24 June 2009

Team Building is a Waste of Money

You would think that one of the consequences of the current recession is that the demand for "team building" would decline. However, a quick search via Google seems to indicate that this industry is flourishing. This is strange, as my experience is that, even in the best of times, what passes for "team building exercises" is a total waste of time and money.

This is certainly the case if your goal for the "team building" is to help ensure that a team tackling a complex project is happy and comfortable in dealing with each other. There is a lot of research that shows that increasing the internal satisfaction of the team has negligible effects on the success of the team in reaching its goals. In my experience, the only possible useful outcome of such an event is that the team members get to know each-other better. It might be the Norwegian in me, but it seems that this same goal can be achieved by including a nice dinner with some bottles of good wine at the team kick-off dinner.

The question then remains: what can be done to quickly create an excellent team? Luckily, this is fairly simple. What you (as a sponsor) need to do is:
1) Set clear goals and targets for the team (if they do not know exactly what they need to do, they cannot be successful)
2) Bring together people in the team with the right knowledge, skills, and experience (the team cannot be successful if it is not able to do the activities required for meeting the goals and targets)
3) Give the team tough deadlines early in the process, and force and enable them to work together (this creates the required "us versus them" feeling that excellent teams often have)
My friends in the "team building industry" will say that this is exactly what they do with their team-building exercises. They may be right, but why spend money doing this temporarily in an artificial setting, when you both should and have to do this in the real setting in any case?

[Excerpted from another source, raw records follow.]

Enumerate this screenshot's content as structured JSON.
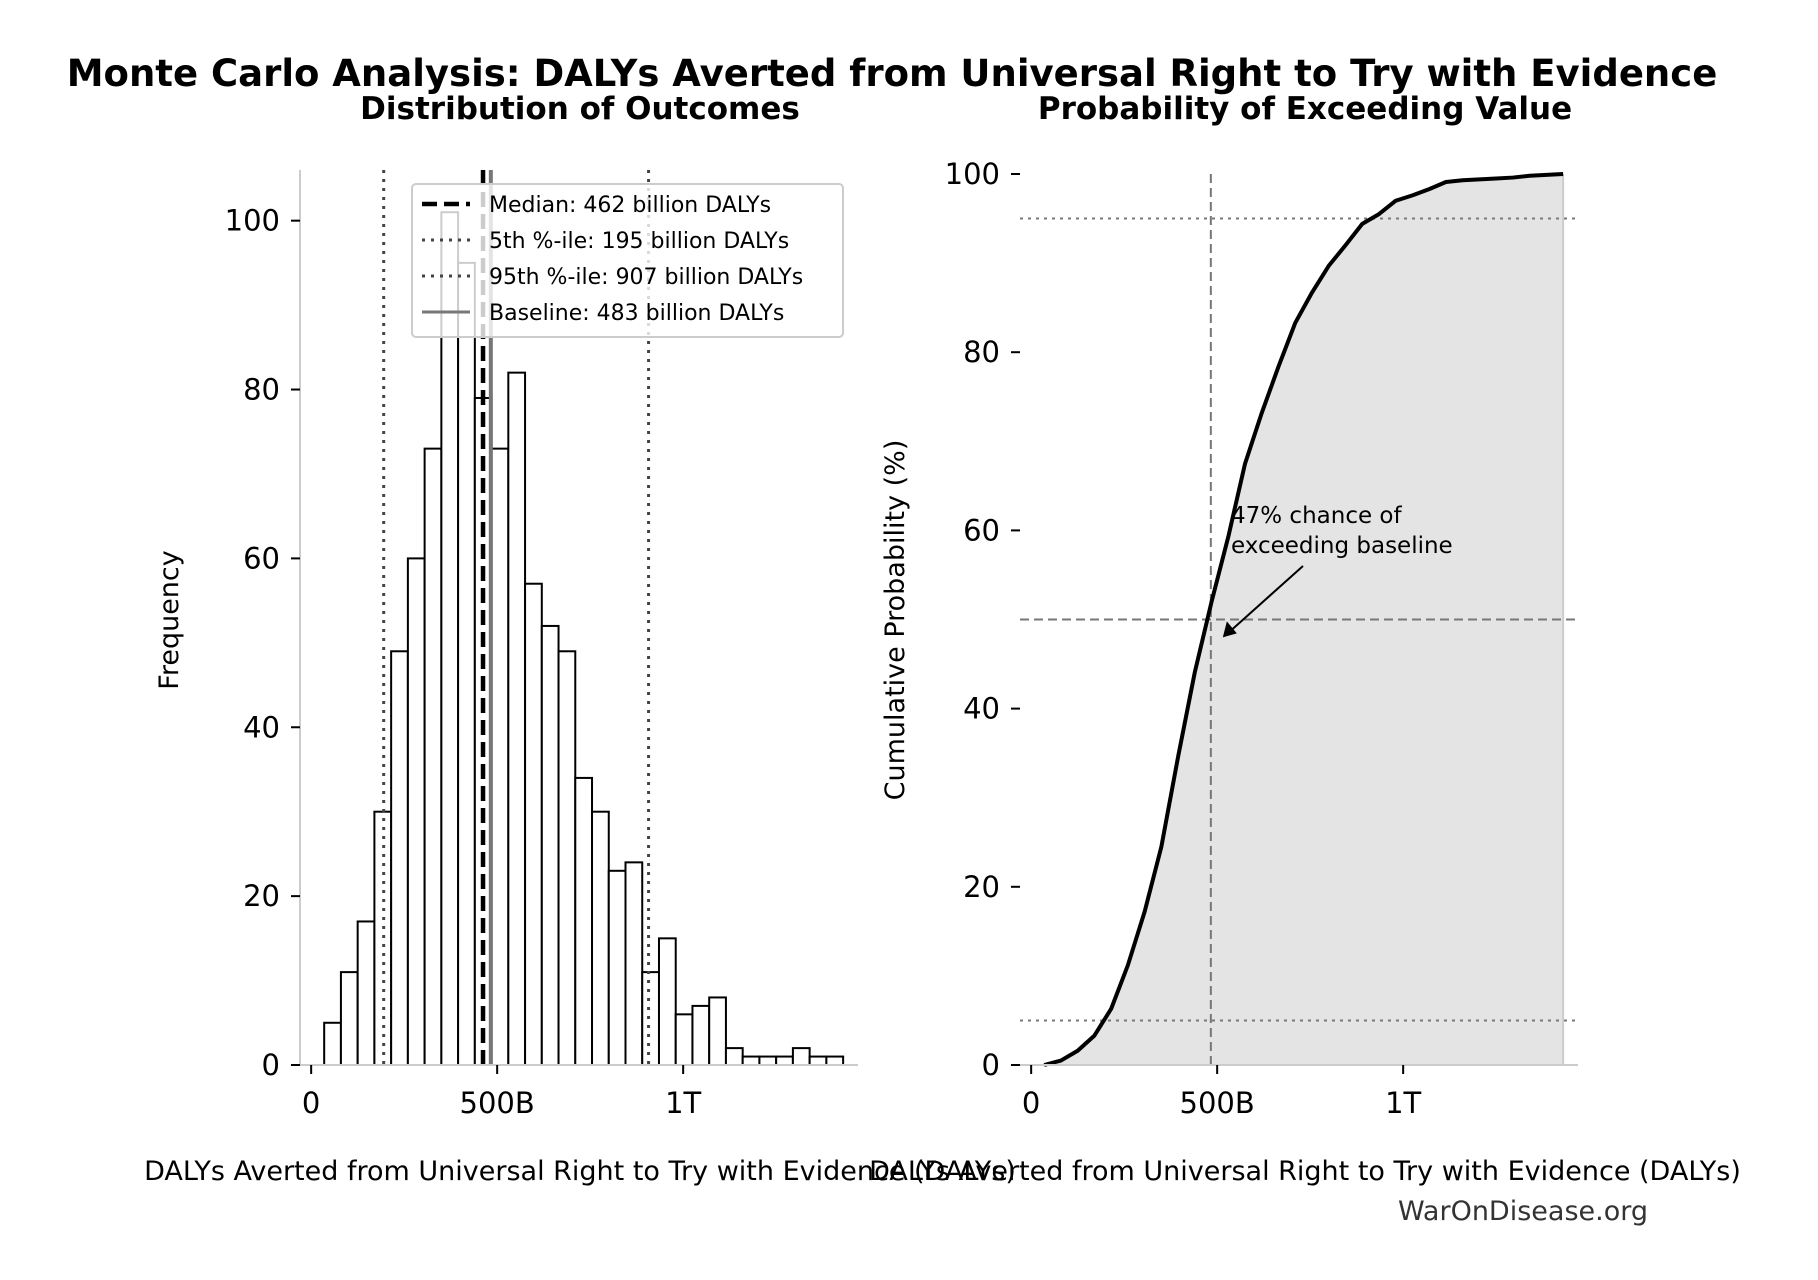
{
  "title": "Monte Carlo Analysis: DALYs Averted from Universal Right to Try with Evidence",
  "watermark": "WarOnDisease.org",
  "chart_data": [
    {
      "type": "bar",
      "title": "Distribution of Outcomes",
      "xlabel": "DALYs Averted from Universal Right to Try with Evidence (DALYs)",
      "ylabel": "Frequency",
      "xlim": [
        -30,
        1470
      ],
      "ylim": [
        0,
        106
      ],
      "x_ticks": [
        0,
        500,
        1000
      ],
      "x_tick_labels": [
        "0",
        "500B",
        "1T"
      ],
      "y_ticks": [
        0,
        20,
        40,
        60,
        80,
        100
      ],
      "y_tick_labels": [
        "0",
        "20",
        "40",
        "60",
        "80",
        "100"
      ],
      "bin_width": 45,
      "bin_starts": [
        35,
        80,
        125,
        170,
        215,
        260,
        305,
        350,
        395,
        440,
        485,
        530,
        575,
        620,
        665,
        710,
        755,
        800,
        845,
        890,
        935,
        980,
        1025,
        1070,
        1115,
        1160,
        1205,
        1250,
        1295,
        1340,
        1385
      ],
      "values": [
        5,
        11,
        17,
        30,
        49,
        60,
        73,
        101,
        95,
        79,
        73,
        82,
        57,
        52,
        49,
        34,
        30,
        23,
        24,
        11,
        15,
        6,
        7,
        8,
        2,
        1,
        1,
        1,
        2,
        1,
        1
      ],
      "median": 462,
      "p5": 195,
      "p95": 907,
      "baseline": 483,
      "legend_position": "upper-center",
      "legend": [
        {
          "label": "Median: 462 billion DALYs",
          "style": "dashed",
          "color": "#000000"
        },
        {
          "label": "5th %-ile: 195 billion DALYs",
          "style": "dotted",
          "color": "#444444"
        },
        {
          "label": "95th %-ile: 907 billion DALYs",
          "style": "dotted",
          "color": "#444444"
        },
        {
          "label": "Baseline: 483 billion DALYs",
          "style": "solid",
          "color": "#777777"
        }
      ]
    },
    {
      "type": "line",
      "title": "Probability of Exceeding Value",
      "xlabel": "DALYs Averted from Universal Right to Try with Evidence (DALYs)",
      "ylabel": "Cumulative Probability (%)",
      "xlim": [
        -30,
        1470
      ],
      "ylim": [
        0,
        100
      ],
      "x_ticks": [
        0,
        500,
        1000
      ],
      "x_tick_labels": [
        "0",
        "500B",
        "1T"
      ],
      "y_ticks": [
        0,
        20,
        40,
        60,
        80,
        100
      ],
      "y_tick_labels": [
        "0",
        "20",
        "40",
        "60",
        "80",
        "100"
      ],
      "fill_color": "#e4e4e4",
      "baseline_x": 483,
      "hlines": [
        5,
        50,
        95
      ],
      "x": [
        35,
        80,
        125,
        170,
        215,
        260,
        305,
        350,
        395,
        440,
        485,
        530,
        575,
        620,
        665,
        710,
        755,
        800,
        845,
        890,
        935,
        980,
        1025,
        1070,
        1115,
        1160,
        1205,
        1250,
        1295,
        1340,
        1385,
        1430
      ],
      "y": [
        0,
        0.5,
        1.6,
        3.3,
        6.3,
        11.2,
        17.2,
        24.5,
        34.6,
        44.1,
        52.0,
        59.3,
        67.5,
        73.2,
        78.4,
        83.3,
        86.7,
        89.7,
        92.0,
        94.4,
        95.5,
        97.0,
        97.6,
        98.3,
        99.1,
        99.3,
        99.4,
        99.5,
        99.6,
        99.8,
        99.9,
        100.0
      ],
      "annotation": {
        "lines": [
          "47% chance of",
          "exceeding baseline"
        ],
        "x": 483,
        "y": 48
      }
    }
  ]
}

My recommendation is to skip the external team-building exercise, and put the team together in a room (preferably latish in the afternoon) and 1) give them a clear explanation of the background to the problem that they are being asked to solve, 2) present the goals and targets that they need to reach, 3) present a first-cut plan for how you believe that these goals and targets should be met (including a stretch initial milestone), 4) explain why each team member has been included in the team, and finally 5) ask the team to develop their own detailed approach and plan. When this has been developed and discussed, the final activity should be dinner (spending a small part of the money saved by skipping the "team building exercise".

Finally, there is one part of a successful project where the "team building industry" can play a role. A key part of building a successful team is to celebrate success. This means that after a team has reached key milestones, it may want to celebrate by going wild-water rafting or some other team-building exercise.